ECLI:NL:CRVB:2005:AU1600
Centrale Raad van Beroep
- Hoger beroep
- H.G. Rottier
- M.D.F. de Moor
- Rechtspraak.nl
Weigering van blijvende WW-uitkering na ontslag zonder gegronde redenen
In deze zaak heeft appellant hoger beroep ingesteld tegen een uitspraak van de rechtbank Utrecht, waarin zijn WW-uitkering blijvend geheel werd geweigerd. De Centrale Raad van Beroep heeft op 3 augustus 2005 uitspraak gedaan. De zaak draait om de vraag of appellant terecht ontslag heeft genomen en of er gegronde redenen waren om de voortzetting van zijn dienstverband te eisen. De Raad heeft vastgesteld dat appellant per 1 juni 2003 ontslag heeft genomen, terwijl er geen zodanige bezwaren waren dat voortzetting van het dienstverband in redelijkheid niet van hem kon worden gevergd. De Raad heeft de feiten, zoals vastgesteld door de rechtbank, als uitgangspunt genomen voor zijn beoordeling. De rechtbank had eerder geoordeeld dat de mededelingen van appellant en zijn leidinggevende, evenals de bevestiging van deze mededelingen, erop wijzen dat appellant zelf ontslag heeft genomen. Appellant heeft in hoger beroep geen bewijs geleverd dat zijn ontslag onterecht was of dat er redenen waren om zijn dienstverband voort te zetten.
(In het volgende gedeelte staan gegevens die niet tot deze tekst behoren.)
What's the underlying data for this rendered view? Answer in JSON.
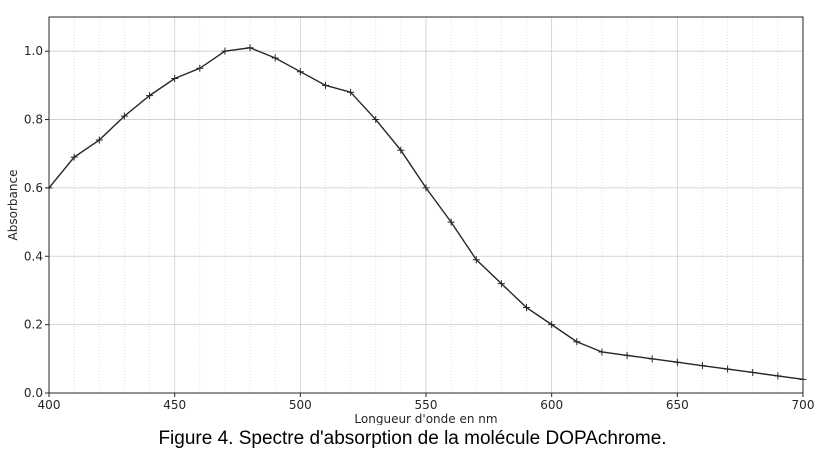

De Centrale Raad van Beroep heeft de aangevallen uitspraak van de rechtbank bevestigd en geen termen aanwezig geacht om toepassing te geven aan artikel 8:75 van de Algemene wet bestuursrecht, wat betekent dat er geen proceskostenvergoeding wordt toegekend. De uitspraak benadrukt het belang van bewijsvoering in arbeidszaken en de verantwoordelijkheid van de werknemer om aan te tonen dat ontslag niet gerechtvaardigd was.